Under the spotlight this time is a bass-heavy slab of melancholy electro pop. Inside of a rubbery, minimalist soundscape front man Ben Wyeth offers a sad and soulful tune with a recycling kind of momentum. Two related things, I think, help to create the song’s wistful flow. First, we are in the unrelenting presence of the mighty I-V-vi-IV chord progression, one of pop’s most inevitable-sounding patterns. The verse melody may be slightly differentiated from the chorus melody (although not much), but the I-V-vi-IV structure remains rock solid, bordering on hypnotic, from beginning to end. But: then, the second thing about the song’s alluring movement is that even while working with this most steadfast of chord patterns, the band keeps things twitchy and unsettled, mostly via Jerm Reynolds’ acrobatic bass work. We keep anticipating the right chords in our heads, while often bumping into what feels false or incomplete resolutions; and this, I’m thinking, drives the piece more memorably than a more straightforward unfolding might have. One final thing to notice are those lyrical “echoes” that Wyeth begins offering at 2:19, the last word of each line repeated, in lockstep; the effect is at once edgy and comforting.

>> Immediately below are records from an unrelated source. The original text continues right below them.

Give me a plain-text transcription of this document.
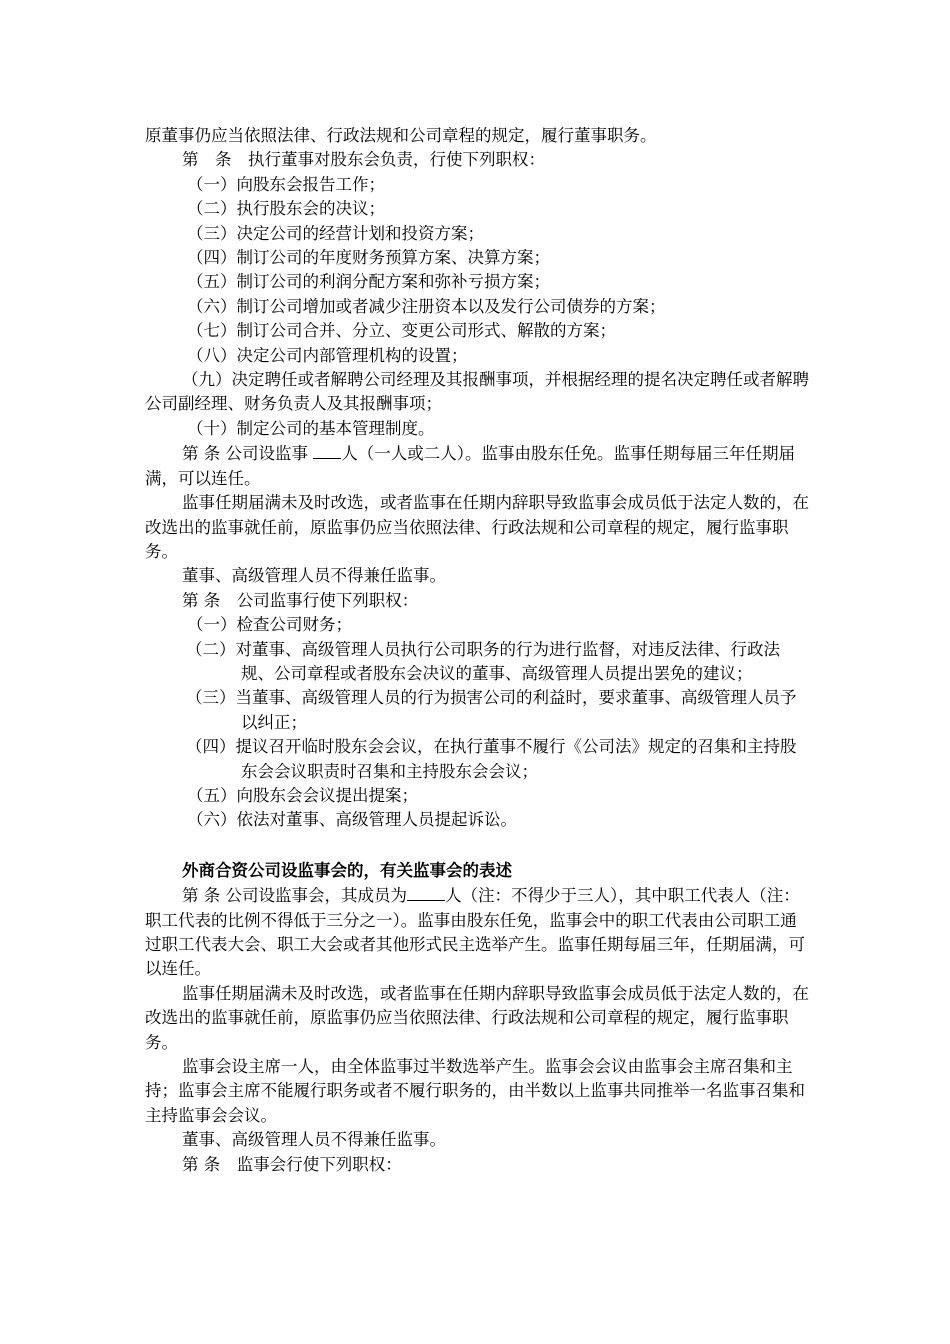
原董事仍应当依照法律、行政法规和公司章程的规定，履行董事职务。

第　条　执行董事对股东会负责，行使下列职权：

（一）向股东会报告工作；

（二）执行股东会的决议；

（三）决定公司的经营计划和投资方案；

（四）制订公司的年度财务预算方案、决算方案；

（五）制订公司的利润分配方案和弥补亏损方案；

（六）制订公司增加或者减少注册资本以及发行公司债券的方案；

（七）制订公司合并、分立、变更公司形式、解散的方案；

（八）决定公司内部管理机构的设置；

（九）决定聘任或者解聘公司经理及其报酬事项，并根据经理的提名决定聘任或者解聘公司副经理、财务负责人及其报酬事项；

（十）制定公司的基本管理制度。

第 条 公司设监事 人（一人或二人）。监事由股东任免。监事任期每届三年任期届满，可以连任。

监事任期届满未及时改选，或者监事在任期内辞职导致监事会成员低于法定人数的，在改选出的监事就任前，原监事仍应当依照法律、行政法规和公司章程的规定，履行监事职务。

董事、高级管理人员不得兼任监事。

第 条　公司监事行使下列职权：

（一）检查公司财务；

（二）对董事、高级管理人员执行公司职务的行为进行监督，对违反法律、行政法规、公司章程或者股东会决议的董事、高级管理人员提出罢免的建议；

（三）当董事、高级管理人员的行为损害公司的利益时，要求董事、高级管理人员予以纠正；

（四）提议召开临时股东会会议，在执行董事不履行《公司法》规定的召集和主持股东会会议职责时召集和主持股东会会议；

（五）向股东会会议提出提案；

（六）依法对董事、高级管理人员提起诉讼。

外商合资公司设监事会的，有关监事会的表述

第 条 公司设监事会，其成员为 人（注：不得少于三人），其中职工代表人（注：职工代表的比例不得低于三分之一）。监事由股东任免，监事会中的职工代表由公司职工通过职工代表大会、职工大会或者其他形式民主选举产生。监事任期每届三年，任期届满，可以连任。

监事任期届满未及时改选，或者监事在任期内辞职导致监事会成员低于法定人数的，在改选出的监事就任前，原监事仍应当依照法律、行政法规和公司章程的规定，履行监事职务。

监事会设主席一人，由全体监事过半数选举产生。监事会会议由监事会主席召集和主持；监事会主席不能履行职务或者不履行职务的，由半数以上监事共同推举一名监事召集和主持监事会会议。

董事、高级管理人员不得兼任监事。

第 条　监事会行使下列职权：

Although expanded to a quartet for a time, Hockey has reverted to its roots as a duo, featuring
Wyeth (previously known by his given name, Grubin) and Reynolds. “Defeat on the Double Bass Line” is from the band’s forthcoming album, the curiously named Wyeth IS, which will be self-released digitally in May. As with the other songs this week, you can download the MP3 via the link above, or via SoundCloud.